Ankara hopes to use Barzani’s influence as a respected figure among Turkey’s Kurds to bring the Kurdistan Workers Party (PKK) back to the negotiating table.

“This is a historic visit for me … We all know it would have been impossible to speak here 15 or 20 years ago,” Barzani said, as members of the crowd waved green, white and orange Kurdistan flags.

“Prime Minister Tayyip Erdogan has taken a very brave step towards peace. I want my Kurdish and Turkish brothers to support the peace process,” he said.

Ankara seeks to kick start the stalled peace talks since a ceasefire declaration in March. PKK is saying reforms announced by Ankara last month, meant to boost Kurdish rights, had fallen well short of expectations.

Turkey’s effort to make peace with the PKK has been given a sense of urgency by Syria’s 2-1/2 year civil war in which Kurds have made major territorial gains, paving the way for their long-declared plans for independent governance in parts of Syria just over Turkey’s southern border.

Turkey and Iraqi Kurdistan share concern about the growing clout of Kurdish militias in Syria, particularly after their announcement this week of an interim administration that aims to carve out an autonomous Syrian Kurdish region.

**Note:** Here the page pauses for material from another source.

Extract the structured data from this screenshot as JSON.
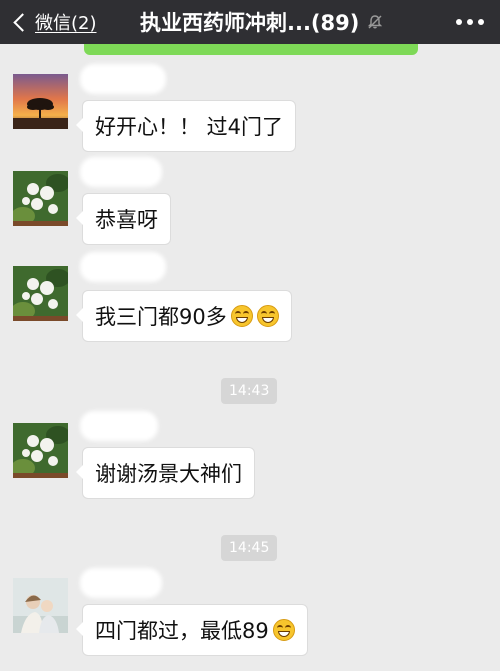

Both Turkish and Iraqi Kurdish officials in Arbil have criticised the declaration, which lays out plans for a regional government similar to that of Iraqi Kurdistan, seeing it as part of a deal with Syrian President Bashar al-Assad.

Kurds, often described as the world’s largest stateless ethnic group, number about 30 million, concentrated in parts of Turkey, Iran, Syria and Iraq. While they have had partial autonomy in Iraqi Kurdistan since 1991, nationalist movements have long been suppressed in Turkey, Syria and Iran.